„Metall auf Metall“ verlängert seine Europatournee. Der Rechtsstreit zwischen den Musikern geht in die nächste und vermutlich nicht die letzte Runde. Damit schreiben die Beteiligten nicht nur Musik- sondern auch Rechtsgeschichte. Falls irgendjemand noch nicht weiß, um was es dabei geht, hier ein kurzer Schnelldurchlauf:
Was bislang passierte
Mitglieder der Musikgruppe „Kraftwerk“ klagen seit gefühlten Ewigkeiten gegen Moses Pelham und Martin Haas. Der Streit rauf und runter durch die Instanzen dauert bereits mehr als 20 Jahre. Ein Ende ist nicht in Sicht. Es geht dabei um das das Musikstück „Metall auf Metall“ von Kraftwerk aus dem Jahr 1977, genauer gesagt um zwei Sekunden aus diesem Song. Pelham und Haas haben 1997 den Titel „Nur mir“ mit der Sängerin Sabrina Setlur komponiert. Allerdings haben sie die fraglichen zwei Sekunden aus dem Titel „Metall auf Metall“ elektronisch kopiert und unter den neuen Song gelegt. Damit war und ist Kraftwerk nicht einverstanden. Weitere Details des Prozesses könnt ihr hier bei Advo.today lesen.
Jetzt war wieder einmal das OLG Hamburg dran. Und Schluss ist immer noch nicht. Die Revision ist zugelassen worden.
Und das sagt das OLG Hamburg
Das Oberlandesgericht Hamburg (OLG) hat seine bislang dritte Entscheidung in dieser Sache verkündet. Und neben den Fragen zum Sampling geht es nun auch um den „Pastiche“.
Bei der Frage des Samplings hat das OLG die Vorgaben des Bundesgerichtshofs (BGH) beachtet. Danach gibt es eine Zeitgrenze mit dem 22.12.2002. Der BGH hatte entschieden, dass sich die Beklagten für die Zeit davor auf eine freie Benutzung des Tonschnipsels im Sinne des hier entsprechend anwendbaren § 24 UrhG berufen können. Damit steht Kraftwerk für den Zeitraum kein Anspruch zur Seite.
Für Vervielfältigungshandlungen ab dem 22. Dezember 2002 kommt laut BGH aber eine Verletzung des Vervielfältigungsrechts der Kläger in Betracht.

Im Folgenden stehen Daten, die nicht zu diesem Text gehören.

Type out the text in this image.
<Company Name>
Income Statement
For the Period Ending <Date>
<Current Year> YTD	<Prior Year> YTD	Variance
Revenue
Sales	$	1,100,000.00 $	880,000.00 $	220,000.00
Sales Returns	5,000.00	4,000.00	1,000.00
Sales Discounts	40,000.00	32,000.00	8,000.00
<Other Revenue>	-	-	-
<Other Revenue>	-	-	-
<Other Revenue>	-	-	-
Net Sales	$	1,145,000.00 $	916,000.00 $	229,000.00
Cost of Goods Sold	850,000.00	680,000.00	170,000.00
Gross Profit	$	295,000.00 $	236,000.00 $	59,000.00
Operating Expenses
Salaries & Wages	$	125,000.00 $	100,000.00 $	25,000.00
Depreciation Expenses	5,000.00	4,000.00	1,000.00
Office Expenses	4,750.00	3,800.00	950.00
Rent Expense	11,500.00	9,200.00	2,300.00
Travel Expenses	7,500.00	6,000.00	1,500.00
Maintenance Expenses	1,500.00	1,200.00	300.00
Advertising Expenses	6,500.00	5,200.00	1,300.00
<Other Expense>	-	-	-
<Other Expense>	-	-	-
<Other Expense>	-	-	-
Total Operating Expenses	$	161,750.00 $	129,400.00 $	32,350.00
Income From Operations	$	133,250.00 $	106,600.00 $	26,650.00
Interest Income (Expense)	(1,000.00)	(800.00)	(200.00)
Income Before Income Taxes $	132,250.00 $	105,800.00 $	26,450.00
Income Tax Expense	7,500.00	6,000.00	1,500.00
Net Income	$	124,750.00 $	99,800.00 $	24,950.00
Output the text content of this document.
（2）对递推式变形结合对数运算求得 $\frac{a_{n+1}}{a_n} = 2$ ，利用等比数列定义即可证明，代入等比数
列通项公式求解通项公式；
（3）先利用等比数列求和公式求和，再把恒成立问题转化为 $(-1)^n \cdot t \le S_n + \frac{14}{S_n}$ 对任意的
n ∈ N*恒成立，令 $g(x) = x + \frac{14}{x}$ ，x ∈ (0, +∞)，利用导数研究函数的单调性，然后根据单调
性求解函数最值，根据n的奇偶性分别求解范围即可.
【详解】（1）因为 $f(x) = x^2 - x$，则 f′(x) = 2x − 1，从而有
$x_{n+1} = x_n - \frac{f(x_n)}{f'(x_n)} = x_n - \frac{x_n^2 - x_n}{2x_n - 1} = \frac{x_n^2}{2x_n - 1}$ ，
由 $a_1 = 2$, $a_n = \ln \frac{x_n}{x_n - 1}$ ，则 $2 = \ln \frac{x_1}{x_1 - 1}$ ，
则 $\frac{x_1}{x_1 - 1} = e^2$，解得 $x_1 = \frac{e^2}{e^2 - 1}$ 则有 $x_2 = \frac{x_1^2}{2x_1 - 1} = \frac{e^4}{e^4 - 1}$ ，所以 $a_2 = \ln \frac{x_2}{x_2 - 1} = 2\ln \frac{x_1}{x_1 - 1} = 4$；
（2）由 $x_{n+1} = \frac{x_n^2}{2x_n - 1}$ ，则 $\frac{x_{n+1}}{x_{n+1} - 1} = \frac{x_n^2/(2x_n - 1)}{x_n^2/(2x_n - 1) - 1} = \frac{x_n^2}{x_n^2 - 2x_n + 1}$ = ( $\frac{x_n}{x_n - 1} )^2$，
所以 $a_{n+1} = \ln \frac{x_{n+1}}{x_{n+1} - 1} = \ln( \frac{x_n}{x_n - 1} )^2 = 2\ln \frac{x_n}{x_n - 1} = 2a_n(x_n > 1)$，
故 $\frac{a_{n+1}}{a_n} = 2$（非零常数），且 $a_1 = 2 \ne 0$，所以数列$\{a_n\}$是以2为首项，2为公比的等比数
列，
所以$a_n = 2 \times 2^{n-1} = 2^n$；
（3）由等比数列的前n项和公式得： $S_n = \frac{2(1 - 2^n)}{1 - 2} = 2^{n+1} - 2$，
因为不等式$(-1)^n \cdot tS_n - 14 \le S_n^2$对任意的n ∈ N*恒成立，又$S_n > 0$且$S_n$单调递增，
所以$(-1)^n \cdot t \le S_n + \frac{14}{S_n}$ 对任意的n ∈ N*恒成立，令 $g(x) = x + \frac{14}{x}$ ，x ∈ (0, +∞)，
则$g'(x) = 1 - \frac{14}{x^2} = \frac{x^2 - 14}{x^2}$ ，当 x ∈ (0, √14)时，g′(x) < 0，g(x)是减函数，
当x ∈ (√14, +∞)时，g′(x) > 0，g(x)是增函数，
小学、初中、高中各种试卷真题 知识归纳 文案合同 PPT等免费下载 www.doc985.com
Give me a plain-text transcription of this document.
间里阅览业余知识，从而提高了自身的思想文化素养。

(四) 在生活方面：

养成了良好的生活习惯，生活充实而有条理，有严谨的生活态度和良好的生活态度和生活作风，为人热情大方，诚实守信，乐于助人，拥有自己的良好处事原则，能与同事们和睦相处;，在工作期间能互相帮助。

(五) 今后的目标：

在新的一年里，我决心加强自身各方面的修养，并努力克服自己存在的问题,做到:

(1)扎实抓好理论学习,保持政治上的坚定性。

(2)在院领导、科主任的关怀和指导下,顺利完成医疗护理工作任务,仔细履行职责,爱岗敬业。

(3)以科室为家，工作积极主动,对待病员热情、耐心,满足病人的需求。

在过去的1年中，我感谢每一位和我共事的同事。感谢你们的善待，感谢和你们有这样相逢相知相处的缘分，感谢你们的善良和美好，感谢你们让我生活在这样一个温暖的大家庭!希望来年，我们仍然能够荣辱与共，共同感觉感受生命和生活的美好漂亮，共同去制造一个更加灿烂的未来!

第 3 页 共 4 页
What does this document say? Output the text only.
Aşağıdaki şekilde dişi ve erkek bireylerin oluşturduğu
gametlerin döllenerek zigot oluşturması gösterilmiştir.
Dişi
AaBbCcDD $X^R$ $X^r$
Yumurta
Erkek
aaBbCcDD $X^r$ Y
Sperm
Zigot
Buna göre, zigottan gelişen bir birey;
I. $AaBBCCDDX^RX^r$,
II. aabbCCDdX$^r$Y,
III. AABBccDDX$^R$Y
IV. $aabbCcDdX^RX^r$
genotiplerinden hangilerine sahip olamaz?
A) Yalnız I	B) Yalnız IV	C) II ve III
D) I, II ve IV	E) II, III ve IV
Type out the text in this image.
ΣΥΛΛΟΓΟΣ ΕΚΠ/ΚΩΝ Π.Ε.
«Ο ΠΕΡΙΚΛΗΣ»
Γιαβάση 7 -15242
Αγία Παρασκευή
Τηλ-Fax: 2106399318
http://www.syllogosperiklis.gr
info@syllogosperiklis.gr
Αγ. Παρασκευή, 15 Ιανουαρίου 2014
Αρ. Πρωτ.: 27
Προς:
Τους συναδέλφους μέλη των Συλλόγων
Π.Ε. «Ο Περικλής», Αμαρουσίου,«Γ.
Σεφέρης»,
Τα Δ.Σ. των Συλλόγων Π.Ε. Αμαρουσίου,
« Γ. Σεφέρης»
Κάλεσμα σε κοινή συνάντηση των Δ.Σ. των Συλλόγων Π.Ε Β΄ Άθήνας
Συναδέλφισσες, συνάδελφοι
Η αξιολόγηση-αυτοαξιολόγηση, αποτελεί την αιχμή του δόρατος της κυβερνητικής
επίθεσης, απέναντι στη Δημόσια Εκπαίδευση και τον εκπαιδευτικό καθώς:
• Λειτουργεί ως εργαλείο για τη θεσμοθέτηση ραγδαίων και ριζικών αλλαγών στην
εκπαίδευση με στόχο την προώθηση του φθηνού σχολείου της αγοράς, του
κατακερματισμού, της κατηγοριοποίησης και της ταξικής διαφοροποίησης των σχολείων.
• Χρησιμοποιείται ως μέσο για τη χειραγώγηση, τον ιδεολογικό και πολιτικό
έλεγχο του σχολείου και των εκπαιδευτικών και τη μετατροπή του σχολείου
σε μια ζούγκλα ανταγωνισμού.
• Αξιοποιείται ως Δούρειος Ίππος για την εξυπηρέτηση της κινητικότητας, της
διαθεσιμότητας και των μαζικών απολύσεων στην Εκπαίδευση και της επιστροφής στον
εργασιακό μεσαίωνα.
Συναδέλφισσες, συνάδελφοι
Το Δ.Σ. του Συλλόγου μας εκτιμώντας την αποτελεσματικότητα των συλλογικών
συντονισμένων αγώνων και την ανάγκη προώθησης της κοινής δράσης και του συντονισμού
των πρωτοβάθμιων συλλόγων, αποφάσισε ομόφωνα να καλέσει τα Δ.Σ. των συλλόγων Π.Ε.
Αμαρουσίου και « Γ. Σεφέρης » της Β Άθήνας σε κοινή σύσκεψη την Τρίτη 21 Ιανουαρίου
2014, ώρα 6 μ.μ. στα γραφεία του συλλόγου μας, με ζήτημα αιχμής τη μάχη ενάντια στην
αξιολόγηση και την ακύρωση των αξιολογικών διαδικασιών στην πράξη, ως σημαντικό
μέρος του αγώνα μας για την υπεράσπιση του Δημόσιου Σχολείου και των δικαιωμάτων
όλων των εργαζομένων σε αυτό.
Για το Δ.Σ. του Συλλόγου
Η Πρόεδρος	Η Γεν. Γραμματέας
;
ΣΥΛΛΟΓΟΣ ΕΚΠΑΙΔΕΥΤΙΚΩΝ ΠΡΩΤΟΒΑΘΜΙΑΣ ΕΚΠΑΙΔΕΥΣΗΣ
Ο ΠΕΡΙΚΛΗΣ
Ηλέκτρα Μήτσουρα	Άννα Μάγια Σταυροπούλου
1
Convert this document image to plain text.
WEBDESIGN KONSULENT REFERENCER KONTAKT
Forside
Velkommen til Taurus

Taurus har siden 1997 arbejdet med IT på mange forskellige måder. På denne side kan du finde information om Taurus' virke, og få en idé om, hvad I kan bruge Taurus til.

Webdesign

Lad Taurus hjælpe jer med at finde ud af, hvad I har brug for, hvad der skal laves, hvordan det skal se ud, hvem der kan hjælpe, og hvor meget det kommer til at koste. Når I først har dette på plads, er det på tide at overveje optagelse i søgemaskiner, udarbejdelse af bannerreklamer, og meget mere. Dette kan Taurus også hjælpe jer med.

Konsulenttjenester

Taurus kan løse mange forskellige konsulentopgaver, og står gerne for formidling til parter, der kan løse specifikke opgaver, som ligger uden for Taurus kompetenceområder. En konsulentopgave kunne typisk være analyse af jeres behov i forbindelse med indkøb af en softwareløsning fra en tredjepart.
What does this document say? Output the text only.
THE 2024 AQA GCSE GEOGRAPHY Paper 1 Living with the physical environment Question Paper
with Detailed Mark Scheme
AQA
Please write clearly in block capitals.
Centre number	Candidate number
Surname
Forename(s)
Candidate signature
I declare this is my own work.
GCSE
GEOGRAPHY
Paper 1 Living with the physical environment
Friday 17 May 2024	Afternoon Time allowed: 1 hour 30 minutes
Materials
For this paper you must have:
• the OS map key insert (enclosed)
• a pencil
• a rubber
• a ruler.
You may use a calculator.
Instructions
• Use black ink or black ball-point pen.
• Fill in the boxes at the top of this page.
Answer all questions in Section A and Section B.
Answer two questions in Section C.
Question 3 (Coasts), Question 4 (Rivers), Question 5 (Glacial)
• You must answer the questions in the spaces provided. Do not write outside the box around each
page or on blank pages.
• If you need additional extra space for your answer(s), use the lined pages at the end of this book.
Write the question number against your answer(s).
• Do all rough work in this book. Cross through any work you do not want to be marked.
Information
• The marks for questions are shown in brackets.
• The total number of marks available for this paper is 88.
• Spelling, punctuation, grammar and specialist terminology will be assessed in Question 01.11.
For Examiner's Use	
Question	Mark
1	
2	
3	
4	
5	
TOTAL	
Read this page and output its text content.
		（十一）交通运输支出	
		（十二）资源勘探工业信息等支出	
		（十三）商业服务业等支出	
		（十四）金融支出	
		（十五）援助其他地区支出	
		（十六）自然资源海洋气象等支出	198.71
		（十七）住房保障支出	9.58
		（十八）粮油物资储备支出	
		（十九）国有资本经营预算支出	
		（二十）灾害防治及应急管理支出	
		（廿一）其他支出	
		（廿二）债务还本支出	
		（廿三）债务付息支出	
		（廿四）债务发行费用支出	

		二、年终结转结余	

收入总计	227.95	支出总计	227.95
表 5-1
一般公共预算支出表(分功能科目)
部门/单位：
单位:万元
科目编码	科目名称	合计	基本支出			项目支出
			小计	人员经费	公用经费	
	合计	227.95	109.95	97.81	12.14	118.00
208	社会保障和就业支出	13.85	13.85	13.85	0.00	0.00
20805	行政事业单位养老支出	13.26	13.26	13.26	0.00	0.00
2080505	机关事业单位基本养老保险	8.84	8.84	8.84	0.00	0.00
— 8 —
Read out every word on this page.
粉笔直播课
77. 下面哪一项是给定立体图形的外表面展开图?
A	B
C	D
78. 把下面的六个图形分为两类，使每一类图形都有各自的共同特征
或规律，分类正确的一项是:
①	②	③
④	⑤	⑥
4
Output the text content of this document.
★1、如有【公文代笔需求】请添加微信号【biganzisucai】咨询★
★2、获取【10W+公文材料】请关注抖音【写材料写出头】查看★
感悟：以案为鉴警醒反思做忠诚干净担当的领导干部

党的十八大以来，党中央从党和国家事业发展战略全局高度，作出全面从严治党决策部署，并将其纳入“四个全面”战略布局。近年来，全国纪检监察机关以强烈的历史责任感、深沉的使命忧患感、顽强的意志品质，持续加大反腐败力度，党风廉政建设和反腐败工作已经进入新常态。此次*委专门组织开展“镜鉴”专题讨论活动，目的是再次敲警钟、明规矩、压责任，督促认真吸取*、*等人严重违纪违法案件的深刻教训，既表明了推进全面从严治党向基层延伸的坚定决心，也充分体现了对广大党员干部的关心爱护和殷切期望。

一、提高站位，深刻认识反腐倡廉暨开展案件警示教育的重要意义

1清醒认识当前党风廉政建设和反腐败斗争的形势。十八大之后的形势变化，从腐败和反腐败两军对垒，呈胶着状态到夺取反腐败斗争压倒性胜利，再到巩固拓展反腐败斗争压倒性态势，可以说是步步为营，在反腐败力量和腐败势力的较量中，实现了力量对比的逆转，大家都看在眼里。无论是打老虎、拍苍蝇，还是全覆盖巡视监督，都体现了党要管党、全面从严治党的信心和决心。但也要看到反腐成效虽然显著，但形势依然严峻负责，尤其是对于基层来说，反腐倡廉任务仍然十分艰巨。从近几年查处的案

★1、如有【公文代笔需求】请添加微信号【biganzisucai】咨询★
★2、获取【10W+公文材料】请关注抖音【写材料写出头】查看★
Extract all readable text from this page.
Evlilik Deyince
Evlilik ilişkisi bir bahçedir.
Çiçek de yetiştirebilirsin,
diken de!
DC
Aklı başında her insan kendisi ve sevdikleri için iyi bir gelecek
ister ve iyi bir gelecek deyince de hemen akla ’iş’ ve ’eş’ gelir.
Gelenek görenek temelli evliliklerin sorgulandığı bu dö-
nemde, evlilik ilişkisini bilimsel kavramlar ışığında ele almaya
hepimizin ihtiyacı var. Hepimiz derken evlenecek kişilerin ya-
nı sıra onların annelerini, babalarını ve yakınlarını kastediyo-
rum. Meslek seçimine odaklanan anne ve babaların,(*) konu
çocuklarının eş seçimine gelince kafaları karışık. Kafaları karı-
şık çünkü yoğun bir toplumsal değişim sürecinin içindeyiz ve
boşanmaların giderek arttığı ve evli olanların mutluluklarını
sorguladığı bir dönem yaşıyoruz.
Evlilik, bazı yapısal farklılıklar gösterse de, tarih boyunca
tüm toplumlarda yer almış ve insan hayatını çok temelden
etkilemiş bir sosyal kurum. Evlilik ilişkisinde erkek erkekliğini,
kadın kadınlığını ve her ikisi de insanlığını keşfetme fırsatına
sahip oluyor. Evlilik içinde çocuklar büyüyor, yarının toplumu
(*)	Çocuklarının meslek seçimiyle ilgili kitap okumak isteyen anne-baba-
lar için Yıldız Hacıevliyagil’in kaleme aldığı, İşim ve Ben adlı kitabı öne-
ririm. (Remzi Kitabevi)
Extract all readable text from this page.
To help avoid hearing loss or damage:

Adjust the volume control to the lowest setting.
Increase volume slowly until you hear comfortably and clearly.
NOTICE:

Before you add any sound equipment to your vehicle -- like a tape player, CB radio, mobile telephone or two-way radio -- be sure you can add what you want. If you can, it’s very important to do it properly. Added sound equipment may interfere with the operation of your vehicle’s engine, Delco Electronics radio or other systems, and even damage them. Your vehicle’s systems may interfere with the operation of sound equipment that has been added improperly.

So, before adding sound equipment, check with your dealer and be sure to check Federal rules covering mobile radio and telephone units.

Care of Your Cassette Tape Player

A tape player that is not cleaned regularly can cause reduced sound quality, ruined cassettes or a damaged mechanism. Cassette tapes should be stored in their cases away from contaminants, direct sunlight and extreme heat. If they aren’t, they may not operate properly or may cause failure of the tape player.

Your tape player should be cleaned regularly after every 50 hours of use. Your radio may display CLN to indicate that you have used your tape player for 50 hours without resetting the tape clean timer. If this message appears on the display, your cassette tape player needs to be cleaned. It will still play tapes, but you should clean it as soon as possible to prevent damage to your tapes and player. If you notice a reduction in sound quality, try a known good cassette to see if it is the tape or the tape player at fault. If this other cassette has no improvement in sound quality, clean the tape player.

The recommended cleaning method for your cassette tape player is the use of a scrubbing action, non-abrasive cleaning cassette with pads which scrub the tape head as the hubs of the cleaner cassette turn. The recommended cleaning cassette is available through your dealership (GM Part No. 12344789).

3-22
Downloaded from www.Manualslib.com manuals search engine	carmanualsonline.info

Seit diesem Zeitpunkt sind Teile des Urheberrechts EU-richtlinienkonform auszulegen. Und das OLG spricht für diesen Zeitraum tatsächlich Ansprüche zu. Grund: Die Beklagten haben auch in dem Zeitraum den streitigen Song vervielfältigt und in Umlauf gebracht.
OLG sieht „Pastiche“
Nun sind aber aller guten Dinge „drei“. Und natürlich gibt es auch noch einen dritten Zeitraum, der zu beachten ist. Seit dem 07.06.2021 gibt es eine neue Schranke für Pastiche. Das ist in § 51 a UrhG geregelt. Unter einem Pastiche ist eine Nachahmung oder Imitation zu verstehen. Eine genaue rechtliche Klärung dieses neuen Rechtsbegriffs gibt es natürlich noch nicht. Dafür ist diese Regelung zu neu. Das OLG sieht aber die Voraussetzungen als gegeben an. Damit durften die Beklagten ab diesem Datum den „Musikschnippsel“ verwenden, da sie ihn in ein eigenständiges neues Werk eingebracht haben. Pastiche ist also auch auf das Sampling anzuwenden.
Da die rechtlichen Fragen um „Pastiche“ aber noch nicht gänzlich geklärt sind, hat das OLG Hamburg die Revision zum BGH zugelassen. Und selbstverständlich hat Kraftwerk von dieser Möglichkeit sofort Gebrauch gemacht. Ein neues Aktenzeichen gibt es auch schon beim BGH: I ZR 74/22. Und in Fachkreisen wird gemunkelt, dass der BGH die ganze Sache noch einmal dem Europäischen Gerichtshof (EuGH) zur Klärung einiger Rechtsfragen vorlegen wird.
Fazit: Metall auf Metall ist auf seiner aktuellen Europatournee ab sofort wieder beim Bundesgerichtshof in Karlsruhe zu hören. Die Tour ist also noch lange nicht zu Ende.